DETROIT -- There are surely purists out there who will say that an opera house, in this case the Detroit Opera House, is no place for rock 'n' roll.

Melissa Etheridge's stop there on Sunday (Aug. 3) gave some credence to that argument.

It had little to do with the veteran singer-songwriter's performance or the venue, however, and everything to do with the sound mix during the two-hour and 35-minute show, part of her conceptually ambitious Revival Tour. Etheridge herself was woefully under-amplified, to the point where her vocals were buried in a somewhat muddy mix and, more importantly, her between-song comments, so much a part of this particular tour, were inaudible to all but those sitting towards the very front.

That squandered the impact of holding the show at one of, if not THE, most intimate and acoustically perfect rooms in the metro area. And it also meant that for much of the crowd it was simply another concert of songs with a little bit of rumble between them.

It's a credit to Etheridge and her four-piece band that a significant shortcoming didn't entirely ruin the evening, however. While it may have diluted her intended impact of the concert -- framed around the autobiographical material from her 2007 album "The Awakening" -- the performance itself was typically rich and well-crafted, a bit less of the kind of rockin', Springsteen-style stomper Etheridge put on previously and more of a thoughtful rumination about her life, loves and musical career, as well as motherhood and her battle with breast cancer.

It also allowed Etheridge to show how much of a consistent piece her work has been over the course of 20 years of recording.
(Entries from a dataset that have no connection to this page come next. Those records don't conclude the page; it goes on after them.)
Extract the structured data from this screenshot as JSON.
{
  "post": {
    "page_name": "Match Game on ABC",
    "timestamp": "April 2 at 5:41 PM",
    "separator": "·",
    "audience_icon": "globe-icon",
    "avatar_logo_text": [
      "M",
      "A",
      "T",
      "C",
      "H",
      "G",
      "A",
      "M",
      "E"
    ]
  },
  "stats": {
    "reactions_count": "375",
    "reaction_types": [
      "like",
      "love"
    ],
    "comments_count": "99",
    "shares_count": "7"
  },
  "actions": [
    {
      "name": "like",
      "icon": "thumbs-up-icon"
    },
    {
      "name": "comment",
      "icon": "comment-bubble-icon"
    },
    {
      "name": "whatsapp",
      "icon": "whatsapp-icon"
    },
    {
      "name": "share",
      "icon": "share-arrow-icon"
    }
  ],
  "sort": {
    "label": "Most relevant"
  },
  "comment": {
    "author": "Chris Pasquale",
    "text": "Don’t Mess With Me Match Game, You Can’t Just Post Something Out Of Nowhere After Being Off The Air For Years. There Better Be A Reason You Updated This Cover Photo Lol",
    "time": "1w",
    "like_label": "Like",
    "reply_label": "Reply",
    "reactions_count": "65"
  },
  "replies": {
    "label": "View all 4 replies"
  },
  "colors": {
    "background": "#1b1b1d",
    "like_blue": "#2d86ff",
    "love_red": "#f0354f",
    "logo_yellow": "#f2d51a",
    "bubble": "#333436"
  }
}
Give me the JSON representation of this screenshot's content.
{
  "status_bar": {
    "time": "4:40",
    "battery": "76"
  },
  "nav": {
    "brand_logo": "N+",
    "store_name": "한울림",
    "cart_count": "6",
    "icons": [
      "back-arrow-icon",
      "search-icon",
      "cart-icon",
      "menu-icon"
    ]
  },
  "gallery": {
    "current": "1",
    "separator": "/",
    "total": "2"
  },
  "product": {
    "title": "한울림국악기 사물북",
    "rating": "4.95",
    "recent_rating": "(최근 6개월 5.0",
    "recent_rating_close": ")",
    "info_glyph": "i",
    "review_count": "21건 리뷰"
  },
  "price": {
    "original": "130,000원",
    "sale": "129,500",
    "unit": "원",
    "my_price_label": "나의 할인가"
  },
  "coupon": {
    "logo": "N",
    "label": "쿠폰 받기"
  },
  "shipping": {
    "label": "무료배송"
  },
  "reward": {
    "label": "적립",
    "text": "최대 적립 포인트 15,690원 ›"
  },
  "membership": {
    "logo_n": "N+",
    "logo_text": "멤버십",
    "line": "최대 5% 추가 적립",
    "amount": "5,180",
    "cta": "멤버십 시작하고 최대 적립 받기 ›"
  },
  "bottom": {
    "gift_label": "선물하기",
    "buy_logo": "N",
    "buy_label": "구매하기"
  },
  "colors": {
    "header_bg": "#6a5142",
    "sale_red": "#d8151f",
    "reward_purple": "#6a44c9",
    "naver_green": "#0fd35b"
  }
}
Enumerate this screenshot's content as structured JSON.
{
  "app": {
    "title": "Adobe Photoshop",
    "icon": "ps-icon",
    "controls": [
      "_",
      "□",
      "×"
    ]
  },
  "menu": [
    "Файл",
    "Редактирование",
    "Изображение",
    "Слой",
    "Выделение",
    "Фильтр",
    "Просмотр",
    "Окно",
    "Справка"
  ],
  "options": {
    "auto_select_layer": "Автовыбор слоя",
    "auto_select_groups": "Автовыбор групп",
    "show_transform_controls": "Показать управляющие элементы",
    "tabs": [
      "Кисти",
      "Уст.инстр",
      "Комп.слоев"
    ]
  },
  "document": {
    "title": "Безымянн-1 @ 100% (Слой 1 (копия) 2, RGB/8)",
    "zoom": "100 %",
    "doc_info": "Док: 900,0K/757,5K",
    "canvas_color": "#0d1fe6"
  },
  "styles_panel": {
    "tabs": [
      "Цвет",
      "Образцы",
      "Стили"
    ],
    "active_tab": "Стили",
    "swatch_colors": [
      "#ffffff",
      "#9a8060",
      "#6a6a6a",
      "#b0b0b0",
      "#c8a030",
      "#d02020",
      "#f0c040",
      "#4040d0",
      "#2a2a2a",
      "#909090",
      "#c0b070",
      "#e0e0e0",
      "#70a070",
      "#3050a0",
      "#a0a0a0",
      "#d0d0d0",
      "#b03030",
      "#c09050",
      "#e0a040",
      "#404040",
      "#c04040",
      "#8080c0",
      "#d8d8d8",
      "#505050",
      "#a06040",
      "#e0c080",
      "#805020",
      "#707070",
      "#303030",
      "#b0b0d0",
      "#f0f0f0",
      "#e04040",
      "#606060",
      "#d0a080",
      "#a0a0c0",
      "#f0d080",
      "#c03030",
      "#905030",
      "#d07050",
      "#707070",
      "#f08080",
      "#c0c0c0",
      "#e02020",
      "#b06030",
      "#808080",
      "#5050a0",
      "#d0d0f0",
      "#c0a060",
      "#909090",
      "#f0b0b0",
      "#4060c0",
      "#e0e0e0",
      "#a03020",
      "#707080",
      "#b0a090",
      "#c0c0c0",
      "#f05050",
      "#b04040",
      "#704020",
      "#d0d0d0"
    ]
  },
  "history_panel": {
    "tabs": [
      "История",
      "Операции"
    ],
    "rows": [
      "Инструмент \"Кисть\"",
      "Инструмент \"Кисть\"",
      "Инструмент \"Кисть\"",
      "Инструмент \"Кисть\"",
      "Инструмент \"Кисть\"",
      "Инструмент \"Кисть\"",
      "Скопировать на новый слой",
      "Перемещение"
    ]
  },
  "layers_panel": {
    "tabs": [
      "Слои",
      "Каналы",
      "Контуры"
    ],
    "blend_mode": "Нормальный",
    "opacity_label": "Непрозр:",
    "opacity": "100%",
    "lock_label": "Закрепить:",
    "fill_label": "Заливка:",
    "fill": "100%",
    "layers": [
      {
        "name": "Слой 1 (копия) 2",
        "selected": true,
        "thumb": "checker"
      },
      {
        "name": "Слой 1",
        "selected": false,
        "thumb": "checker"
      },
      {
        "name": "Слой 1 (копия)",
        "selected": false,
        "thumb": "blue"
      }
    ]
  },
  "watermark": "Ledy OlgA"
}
Earlier songs such as "Chrome Plated Heart" and "Nowhere to Go," which started the show, served the Kansas native's story as well as "The Awakening" songs such as "California," "An Unexpected Rain," "Open Your Mind," "Message to Myself" and the album's three-part title suite. Big hits like "Come to My Window," "I Want to Come Over" and the Academy Award-winning "I Need to Wake Up" (from "An Inconvenient Truth") rubbed aural elbows with fan-favorite album tracks such as ""Lucky," "Sleep," "I Run For Life" and "2001," while she played "Not Tonight," which has yet to make an appearance on an album, as the first encore.

Etheridge and company also offered extended takes on favorites such as "Bring Me Some Water" and "I'm the Only One" -- both of which showcased lead guitarist Philip Sayce -- and the show-closing "Like the Way I Do," which gave Etheridge room to stretch out on acoustic guitar.

The net result was a pleasing but not entirely satisfying show. Etheridge had a lot to say on Sunday, with her songs and with her voice; it would have been more effective if we could have heard it better.